Configure seqOutBias assets
seqOutBias
is an optional tool that can be used to correct for enzymatic (e.g. Tn5 transposase) bias and generate stranded bigWigs for visualization [^Martins2018]. The bias itself is corrected using a kmer mask for the plus and minus strand Tn5 recognition sites and by taking the ratio of genome-wide observed read counts to the expected sequence based counts for each k-mer [^Martins2018]. The k-mer counts take into account mappability at a given read length using GenomeTools’ Tallymer
program [^Kurtz2008].
To successfully use seqOutBias
therefore requires some additional refgenie
assets: the tallymer_index
and the suffixerator_index
. To generate the indexed k-mers (tallymer_index
) for a sample requires an enhanced suffix array (suffixerator_index
) for your primary alignment genome. The corresponding k-mer index is produced using this enhanced suffix array for the specific read length of your library. This means you need separate k-mer indicies for every read length of your samples of interest, should they be different across samples.
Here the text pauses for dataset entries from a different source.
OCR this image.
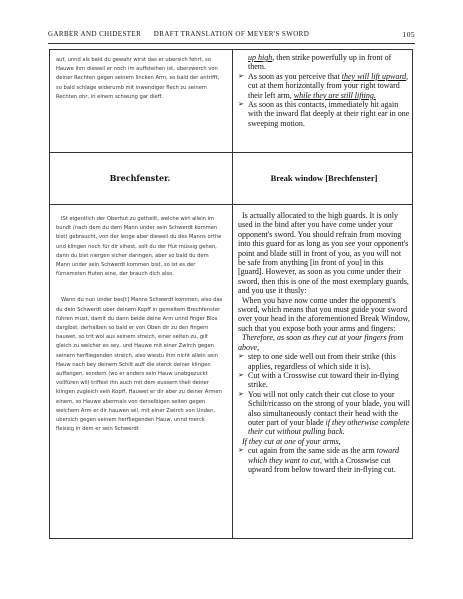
GARBER AND CHIDESTER	DRAFT TRANSLATION OF MEYER'S SWORD	105

auf, unnd als bald du gewahr wirst das er ubersich fehrt, so Hauwe ihm dieweil er noch im auffsteihen ist, uberzwerch von deiner Rechten gegen seinem lincken Arm, so bald der antrifft, so bald schlage widerumb mit inwendiger flech zu seinem Rechten ohr, in einem schwung gar dieff.

up high, then strike powerfully up in front of them.

➢ As soon as you perceive that they will lift upward, cut at them horizontally from your right toward their left arm, while they are still lifting.

➢ As soon as this contacts, immediately hit again with the inward flat deeply at their right ear in one sweeping motion.

Brechfenster.	Break window [Brechfenster]

ISt eigentlich der Oberhut zu getheilt, welche wirt allein im bundt (nach dem du dem Mann under sein Schwerdt kommen bist) gebraucht, von der lenge aber dieweil du des Manns orthe und klingen noch für dir sihest, solt du der Hut müssig gehen, dann du bist niergen sicher daringen, aber so bald du dem Mann under sein Schwerdt kommen bist, so ist es der fürnemsten Huten eine, der brauch dich also.

Wann du nun under bes[t] Manns Schwerdt kommen, also das du dein Schwerdt uber deinem Kopff in gemeltem Brechfenster führen must, damit du dann beide deine Arm unnd finger Blos dargibst, derhalben so bald er von Oben dir zu den fingern hauwet, so trit wol aus seinem streich, einer seiten zu, gilt gleich zu welcher es sey, und Hauwe mit einer Zwirch gegen seinem herfliegenden streich, also wiestu ihm nicht allein sein Hauw nach bey deinem Schilt auff die sterck deiner klingen auffangen, sondern (wo er anders sein Hauw unabgezuckt vollfüren wil) triffest ihn auch mit dem eussern theil deiner klingen zugleich sein Kopff, Hauwet er dir aber zu deiner Armen einem, so Hauwe abermals von derselbigen seiten gegen welchem Arm er dir hauwen wil, mit einer Zwirch von Unden, ubersich gegen seinem herfliegenden Hauw, unnd merck fleissig in dem er sein Schwerdt

Is actually allocated to the high guards. It is only used in the bind after you have come under your opponent's sword. You should refrain from moving into this guard for as long as you see your opponent's point and blade still in front of you, as you will not be safe from anything [in front of you] in this [guard]. However, as soon as you come under their sword, then this is one of the most exemplary guards, and you use it thusly:

When you have now come under the opponent's sword, which means that you must guide your sword over your head in the aforementioned Break Window, such that you expose both your arms and fingers:

Therefore, as soon as they cut at your fingers from above,

➢ step to one side well out from their strike (this applies, regardless of which side it is).

➢ Cut with a Crosswise cut toward their in-flying strike.

➢ You will not only catch their cut close to your Schilt/ricasso on the strong of your blade, you will also simultaneously contact their head with the outer part of your blade if they otherwise complete their cut without pulling back.

If they cut at one of your arms,

➢ cut again from the same side as the arm toward which they want to cut, with a Crosswise cut upward from below toward their in-flying cut.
For example, a sample of interest is read length 75 and it's to be aligned to human genome, hg38. You need to tag the tallymer_index
with the read length, as the pipeline looks for the specific read length tagged tallymer index when using seqOutBias
.
First, we'll create the enhanced suffix array. This asset only needs to be produced once for a genome. For larger genomes (e.g. human), this can require significant amounts of memory (24GB+) to complete in a reasonable time, somewhere around an hour.
refgenie build hg38/suffixerator_index --params memlimit=24GB
Once the suffixerator_index
is complete, we can generate the tallymer_index
for read length 75 with which we'll tag the asset. This is much faster to complete than the suffixerator_index
.
refgenie build hg38/tallymer_index:75 --params mersize=75
Now you'd be all set to run the pipeline using seqOutBias
(argument: --sob
) to correct for enzymatic biases.
[^Martins2018]: Martins AL, Walavalkar NM, Anderson WD, Zang C, Guertin MJ. Universal correction of enzymatic sequence bias reveals molecular signatures of protein/DNA interactions. Nucleic Acids Res. 2018;46(2):e9. doi:10.1093/nar/gkx1053
[^Kurtz2008]: Kurtz S, Narechania A, Stein JC, Ware D. A new method to compute K-mer frequencies and its application to annotate large repetitive plant genomes. BMC Genomics 2008;9:517.